A Buy/Sell agreement is important for business succession planning.  A Buy/Sell Agreement provides for the future transfer of your business interest to a co-owner, or for the purchase of a co-owner’s business interest by you, upon certain events occurring. Those events may include death, incapacity and retirement.

A Buy/Sell Agreement can ensure a seamless continuation of your business upon your death or that of your business partner, allowing the survivor to buy the deceased partner’s share using a valuation process and payment plan set forth in the agreement. If you or your business partner do not have a Buy/Sell Agreement in place, the deceased partner’s business interest will automatically pass to the deceased’s heirs — leading to potential disputes that can disrupt business.

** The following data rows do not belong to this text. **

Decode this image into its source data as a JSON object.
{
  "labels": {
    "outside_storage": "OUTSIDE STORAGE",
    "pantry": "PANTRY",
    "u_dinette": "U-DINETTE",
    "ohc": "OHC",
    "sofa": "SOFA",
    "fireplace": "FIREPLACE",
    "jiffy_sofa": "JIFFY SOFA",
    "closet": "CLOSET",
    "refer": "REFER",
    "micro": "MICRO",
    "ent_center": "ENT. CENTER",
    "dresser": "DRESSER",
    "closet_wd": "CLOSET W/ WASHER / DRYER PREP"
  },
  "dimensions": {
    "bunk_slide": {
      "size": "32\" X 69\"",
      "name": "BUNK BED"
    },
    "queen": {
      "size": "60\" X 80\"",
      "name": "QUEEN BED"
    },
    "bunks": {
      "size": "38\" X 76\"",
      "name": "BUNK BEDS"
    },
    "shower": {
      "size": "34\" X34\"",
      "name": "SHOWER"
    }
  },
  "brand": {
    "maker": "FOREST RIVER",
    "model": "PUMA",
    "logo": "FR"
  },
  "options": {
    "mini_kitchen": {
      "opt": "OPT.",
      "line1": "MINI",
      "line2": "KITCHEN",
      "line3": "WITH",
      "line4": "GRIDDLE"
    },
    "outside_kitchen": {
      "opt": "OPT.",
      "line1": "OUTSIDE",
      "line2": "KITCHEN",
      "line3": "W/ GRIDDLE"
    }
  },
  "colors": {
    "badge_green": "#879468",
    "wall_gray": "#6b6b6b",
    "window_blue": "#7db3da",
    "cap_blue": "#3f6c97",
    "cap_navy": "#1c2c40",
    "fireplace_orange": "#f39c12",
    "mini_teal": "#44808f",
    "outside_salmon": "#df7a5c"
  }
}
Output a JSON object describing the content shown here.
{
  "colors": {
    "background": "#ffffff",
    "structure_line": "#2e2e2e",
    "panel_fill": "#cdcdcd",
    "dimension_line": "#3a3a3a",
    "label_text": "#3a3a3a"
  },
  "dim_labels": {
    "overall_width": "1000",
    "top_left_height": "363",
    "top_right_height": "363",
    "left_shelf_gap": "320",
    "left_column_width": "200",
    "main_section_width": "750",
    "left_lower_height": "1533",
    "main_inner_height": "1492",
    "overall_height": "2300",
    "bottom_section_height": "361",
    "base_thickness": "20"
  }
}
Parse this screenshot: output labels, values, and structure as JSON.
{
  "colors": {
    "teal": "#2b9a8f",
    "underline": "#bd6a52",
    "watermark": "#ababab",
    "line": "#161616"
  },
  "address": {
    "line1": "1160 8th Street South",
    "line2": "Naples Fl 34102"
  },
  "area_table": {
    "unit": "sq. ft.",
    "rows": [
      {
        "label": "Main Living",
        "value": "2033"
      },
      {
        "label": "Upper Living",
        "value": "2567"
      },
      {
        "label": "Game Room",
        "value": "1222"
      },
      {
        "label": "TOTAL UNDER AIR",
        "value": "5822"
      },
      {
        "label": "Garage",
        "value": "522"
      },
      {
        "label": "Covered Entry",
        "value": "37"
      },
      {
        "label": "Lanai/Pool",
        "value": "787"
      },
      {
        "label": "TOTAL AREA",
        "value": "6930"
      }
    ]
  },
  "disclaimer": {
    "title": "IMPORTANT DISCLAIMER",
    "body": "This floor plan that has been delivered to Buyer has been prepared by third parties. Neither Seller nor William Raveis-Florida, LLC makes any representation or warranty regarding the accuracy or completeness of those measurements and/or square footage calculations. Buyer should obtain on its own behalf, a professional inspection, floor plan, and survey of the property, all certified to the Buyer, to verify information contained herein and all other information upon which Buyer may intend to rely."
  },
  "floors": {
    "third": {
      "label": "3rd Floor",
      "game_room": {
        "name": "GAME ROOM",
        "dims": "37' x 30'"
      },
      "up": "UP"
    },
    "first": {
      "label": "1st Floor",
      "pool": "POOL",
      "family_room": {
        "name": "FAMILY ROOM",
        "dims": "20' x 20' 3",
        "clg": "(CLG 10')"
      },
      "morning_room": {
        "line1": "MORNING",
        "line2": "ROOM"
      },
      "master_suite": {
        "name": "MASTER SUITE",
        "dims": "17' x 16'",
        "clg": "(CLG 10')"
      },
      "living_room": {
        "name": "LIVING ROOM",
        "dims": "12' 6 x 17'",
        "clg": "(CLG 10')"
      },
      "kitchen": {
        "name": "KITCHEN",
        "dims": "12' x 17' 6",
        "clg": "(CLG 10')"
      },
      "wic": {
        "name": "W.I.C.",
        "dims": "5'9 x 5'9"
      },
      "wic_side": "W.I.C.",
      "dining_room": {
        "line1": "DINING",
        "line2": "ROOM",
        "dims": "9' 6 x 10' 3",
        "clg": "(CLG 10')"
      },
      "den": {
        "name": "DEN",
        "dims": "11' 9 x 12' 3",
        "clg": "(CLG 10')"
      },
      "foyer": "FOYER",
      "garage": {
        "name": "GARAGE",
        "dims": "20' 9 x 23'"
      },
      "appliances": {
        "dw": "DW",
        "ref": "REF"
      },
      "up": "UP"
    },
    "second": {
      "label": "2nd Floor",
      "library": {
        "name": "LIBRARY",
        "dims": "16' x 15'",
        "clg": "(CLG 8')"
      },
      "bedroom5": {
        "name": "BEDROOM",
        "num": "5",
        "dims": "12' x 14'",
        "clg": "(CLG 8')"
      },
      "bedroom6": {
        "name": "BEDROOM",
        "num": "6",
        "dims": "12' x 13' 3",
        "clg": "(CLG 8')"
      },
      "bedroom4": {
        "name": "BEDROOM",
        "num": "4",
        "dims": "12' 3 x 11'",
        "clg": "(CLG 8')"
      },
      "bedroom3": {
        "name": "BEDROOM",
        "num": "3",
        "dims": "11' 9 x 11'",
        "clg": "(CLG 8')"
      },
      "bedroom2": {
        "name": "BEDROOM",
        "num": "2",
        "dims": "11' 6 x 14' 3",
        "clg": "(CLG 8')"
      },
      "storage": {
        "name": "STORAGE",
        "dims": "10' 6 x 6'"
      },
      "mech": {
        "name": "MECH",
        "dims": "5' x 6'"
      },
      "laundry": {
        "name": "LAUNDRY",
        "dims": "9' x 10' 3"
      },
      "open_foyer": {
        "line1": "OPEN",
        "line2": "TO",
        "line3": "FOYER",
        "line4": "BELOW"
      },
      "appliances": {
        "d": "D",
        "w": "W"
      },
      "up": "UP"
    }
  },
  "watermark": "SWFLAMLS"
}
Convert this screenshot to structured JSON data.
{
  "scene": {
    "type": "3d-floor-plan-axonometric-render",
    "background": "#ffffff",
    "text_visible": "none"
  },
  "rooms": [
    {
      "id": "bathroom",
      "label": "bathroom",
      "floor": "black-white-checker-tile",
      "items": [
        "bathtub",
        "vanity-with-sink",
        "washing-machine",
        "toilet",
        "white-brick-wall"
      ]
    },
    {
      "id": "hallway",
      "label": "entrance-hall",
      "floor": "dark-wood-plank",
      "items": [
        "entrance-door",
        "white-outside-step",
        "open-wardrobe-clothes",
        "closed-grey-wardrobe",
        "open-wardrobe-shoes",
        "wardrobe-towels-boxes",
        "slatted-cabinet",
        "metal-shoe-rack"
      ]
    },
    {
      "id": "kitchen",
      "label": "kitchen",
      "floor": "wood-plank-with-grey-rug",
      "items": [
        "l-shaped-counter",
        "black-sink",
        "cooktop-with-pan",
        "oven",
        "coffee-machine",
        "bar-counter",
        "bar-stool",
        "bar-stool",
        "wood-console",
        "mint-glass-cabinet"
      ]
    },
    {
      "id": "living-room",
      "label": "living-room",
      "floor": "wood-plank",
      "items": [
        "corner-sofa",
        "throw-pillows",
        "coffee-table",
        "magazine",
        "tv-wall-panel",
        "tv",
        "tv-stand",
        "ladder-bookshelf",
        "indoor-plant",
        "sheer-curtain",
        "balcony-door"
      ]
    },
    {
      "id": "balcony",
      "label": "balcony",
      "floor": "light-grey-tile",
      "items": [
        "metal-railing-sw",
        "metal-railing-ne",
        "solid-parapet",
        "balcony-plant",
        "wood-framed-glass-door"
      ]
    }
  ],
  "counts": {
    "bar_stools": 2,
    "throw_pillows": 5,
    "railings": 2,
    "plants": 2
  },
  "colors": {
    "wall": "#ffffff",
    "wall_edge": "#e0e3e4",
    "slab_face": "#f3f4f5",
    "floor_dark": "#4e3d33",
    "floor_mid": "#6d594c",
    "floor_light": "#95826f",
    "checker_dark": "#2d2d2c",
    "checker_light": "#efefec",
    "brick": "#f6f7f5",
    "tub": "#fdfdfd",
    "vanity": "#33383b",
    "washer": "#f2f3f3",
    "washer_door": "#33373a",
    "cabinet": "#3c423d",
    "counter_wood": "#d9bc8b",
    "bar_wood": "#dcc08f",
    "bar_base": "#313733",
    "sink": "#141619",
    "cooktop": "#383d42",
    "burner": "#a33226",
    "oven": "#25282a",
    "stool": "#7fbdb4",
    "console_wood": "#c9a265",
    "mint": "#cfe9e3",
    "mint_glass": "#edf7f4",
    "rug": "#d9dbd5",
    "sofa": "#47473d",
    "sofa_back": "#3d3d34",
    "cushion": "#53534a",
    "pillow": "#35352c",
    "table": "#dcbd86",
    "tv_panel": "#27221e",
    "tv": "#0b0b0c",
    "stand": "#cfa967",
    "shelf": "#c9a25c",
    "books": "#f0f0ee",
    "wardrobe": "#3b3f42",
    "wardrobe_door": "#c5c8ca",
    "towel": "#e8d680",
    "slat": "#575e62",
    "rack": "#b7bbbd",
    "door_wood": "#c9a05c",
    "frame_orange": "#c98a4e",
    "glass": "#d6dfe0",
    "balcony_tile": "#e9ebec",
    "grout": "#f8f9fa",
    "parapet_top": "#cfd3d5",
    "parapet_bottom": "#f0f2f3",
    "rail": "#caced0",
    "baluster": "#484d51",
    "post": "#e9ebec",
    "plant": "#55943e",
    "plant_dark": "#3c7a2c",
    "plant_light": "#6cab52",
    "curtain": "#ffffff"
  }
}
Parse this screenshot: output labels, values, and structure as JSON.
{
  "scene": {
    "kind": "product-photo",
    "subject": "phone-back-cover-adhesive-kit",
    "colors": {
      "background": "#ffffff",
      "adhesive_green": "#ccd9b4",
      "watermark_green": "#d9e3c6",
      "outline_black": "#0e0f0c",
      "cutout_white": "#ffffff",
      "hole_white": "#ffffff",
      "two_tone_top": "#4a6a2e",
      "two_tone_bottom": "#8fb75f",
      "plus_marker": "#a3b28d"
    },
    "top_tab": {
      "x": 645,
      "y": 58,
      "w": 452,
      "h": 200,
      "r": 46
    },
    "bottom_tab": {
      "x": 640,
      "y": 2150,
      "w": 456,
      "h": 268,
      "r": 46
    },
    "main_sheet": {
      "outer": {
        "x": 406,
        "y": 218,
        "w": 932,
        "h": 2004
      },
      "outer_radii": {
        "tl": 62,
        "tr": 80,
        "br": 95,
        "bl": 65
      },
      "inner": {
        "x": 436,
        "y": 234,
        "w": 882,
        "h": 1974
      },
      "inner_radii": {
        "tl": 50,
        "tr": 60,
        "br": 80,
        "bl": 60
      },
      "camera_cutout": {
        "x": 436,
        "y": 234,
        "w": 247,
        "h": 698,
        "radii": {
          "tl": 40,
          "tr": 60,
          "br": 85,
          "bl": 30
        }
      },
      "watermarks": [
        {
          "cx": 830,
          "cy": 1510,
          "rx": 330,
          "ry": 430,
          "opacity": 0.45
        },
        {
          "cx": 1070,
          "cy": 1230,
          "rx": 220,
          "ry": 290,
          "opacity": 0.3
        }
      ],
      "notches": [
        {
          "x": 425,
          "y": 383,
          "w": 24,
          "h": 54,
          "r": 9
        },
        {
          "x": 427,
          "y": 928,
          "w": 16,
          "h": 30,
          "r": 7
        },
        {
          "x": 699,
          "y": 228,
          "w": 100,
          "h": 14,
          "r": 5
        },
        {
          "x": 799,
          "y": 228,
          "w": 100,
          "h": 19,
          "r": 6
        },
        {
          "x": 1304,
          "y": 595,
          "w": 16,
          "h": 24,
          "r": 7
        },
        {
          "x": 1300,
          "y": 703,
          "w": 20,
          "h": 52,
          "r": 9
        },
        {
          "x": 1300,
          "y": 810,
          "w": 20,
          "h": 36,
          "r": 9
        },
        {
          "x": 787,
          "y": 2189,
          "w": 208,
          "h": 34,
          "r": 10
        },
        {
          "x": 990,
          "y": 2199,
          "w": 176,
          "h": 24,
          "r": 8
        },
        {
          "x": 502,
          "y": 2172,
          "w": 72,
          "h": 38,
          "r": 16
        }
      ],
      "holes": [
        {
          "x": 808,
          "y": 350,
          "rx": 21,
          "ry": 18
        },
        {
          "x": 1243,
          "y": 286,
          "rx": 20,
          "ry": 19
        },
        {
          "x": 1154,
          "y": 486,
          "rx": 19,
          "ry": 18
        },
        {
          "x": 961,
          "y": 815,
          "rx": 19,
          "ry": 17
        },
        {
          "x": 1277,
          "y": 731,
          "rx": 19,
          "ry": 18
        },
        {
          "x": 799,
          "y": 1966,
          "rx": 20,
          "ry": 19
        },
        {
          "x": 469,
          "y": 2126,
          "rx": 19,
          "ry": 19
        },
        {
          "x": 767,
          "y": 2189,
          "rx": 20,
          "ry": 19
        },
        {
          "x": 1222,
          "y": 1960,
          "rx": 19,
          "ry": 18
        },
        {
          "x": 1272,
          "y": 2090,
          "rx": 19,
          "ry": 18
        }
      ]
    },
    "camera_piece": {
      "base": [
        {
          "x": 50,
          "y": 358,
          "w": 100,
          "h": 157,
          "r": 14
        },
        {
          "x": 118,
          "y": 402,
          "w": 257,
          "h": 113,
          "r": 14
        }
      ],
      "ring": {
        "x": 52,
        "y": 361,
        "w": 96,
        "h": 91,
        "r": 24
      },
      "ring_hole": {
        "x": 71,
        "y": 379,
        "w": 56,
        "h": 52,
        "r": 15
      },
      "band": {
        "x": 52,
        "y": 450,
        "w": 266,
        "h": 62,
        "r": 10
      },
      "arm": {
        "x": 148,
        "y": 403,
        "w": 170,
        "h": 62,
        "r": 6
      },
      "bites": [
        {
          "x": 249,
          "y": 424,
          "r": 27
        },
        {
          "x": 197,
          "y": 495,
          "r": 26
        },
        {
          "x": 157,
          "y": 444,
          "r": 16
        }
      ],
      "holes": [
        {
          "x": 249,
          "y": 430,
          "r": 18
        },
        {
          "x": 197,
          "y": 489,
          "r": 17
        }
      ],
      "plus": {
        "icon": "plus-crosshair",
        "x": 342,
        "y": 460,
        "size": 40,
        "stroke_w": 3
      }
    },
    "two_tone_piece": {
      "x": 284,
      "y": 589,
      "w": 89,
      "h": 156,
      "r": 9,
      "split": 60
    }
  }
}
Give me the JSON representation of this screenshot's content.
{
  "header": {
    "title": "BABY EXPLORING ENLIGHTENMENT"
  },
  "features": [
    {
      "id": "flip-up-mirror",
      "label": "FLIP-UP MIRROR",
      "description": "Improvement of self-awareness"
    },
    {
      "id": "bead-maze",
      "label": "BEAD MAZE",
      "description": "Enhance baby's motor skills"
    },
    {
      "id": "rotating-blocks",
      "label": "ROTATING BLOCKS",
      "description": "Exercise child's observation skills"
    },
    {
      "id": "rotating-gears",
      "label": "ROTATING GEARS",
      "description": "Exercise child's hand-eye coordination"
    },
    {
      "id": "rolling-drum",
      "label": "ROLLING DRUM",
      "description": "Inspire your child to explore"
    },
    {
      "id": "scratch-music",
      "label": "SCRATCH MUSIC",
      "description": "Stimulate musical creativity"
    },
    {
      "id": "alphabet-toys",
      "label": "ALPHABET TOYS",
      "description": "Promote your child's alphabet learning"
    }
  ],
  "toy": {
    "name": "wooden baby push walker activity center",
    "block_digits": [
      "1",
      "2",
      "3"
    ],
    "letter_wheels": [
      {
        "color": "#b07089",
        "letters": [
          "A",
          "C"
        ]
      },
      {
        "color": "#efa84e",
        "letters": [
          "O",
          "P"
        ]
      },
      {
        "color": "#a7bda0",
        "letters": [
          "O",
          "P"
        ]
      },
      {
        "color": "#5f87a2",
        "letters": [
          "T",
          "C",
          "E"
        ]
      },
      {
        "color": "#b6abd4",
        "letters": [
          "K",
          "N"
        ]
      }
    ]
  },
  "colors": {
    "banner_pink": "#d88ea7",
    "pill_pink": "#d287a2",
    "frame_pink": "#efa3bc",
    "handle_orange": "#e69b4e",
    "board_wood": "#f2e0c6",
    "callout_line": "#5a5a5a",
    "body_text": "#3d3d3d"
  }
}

When does a business need a Buy/Sell Agreement?

Every business that is co-owned should have a Buy/Sell Agreement.  Without a Buy/Sell Agreement in place, the business owners live with unnecessary risk.

How is the business valued when being bought out by a co-owner?

The business can be valued by a professional appraiser or by using a valuation formula that includes reviewing financial statements from previous years.  It is recommended that the valuation method be addressed in the Buy/Sell Agreement so the co-owners agree upon the valuation approach in advance. This will help alleviate confusion and disputes when the buyout occurs.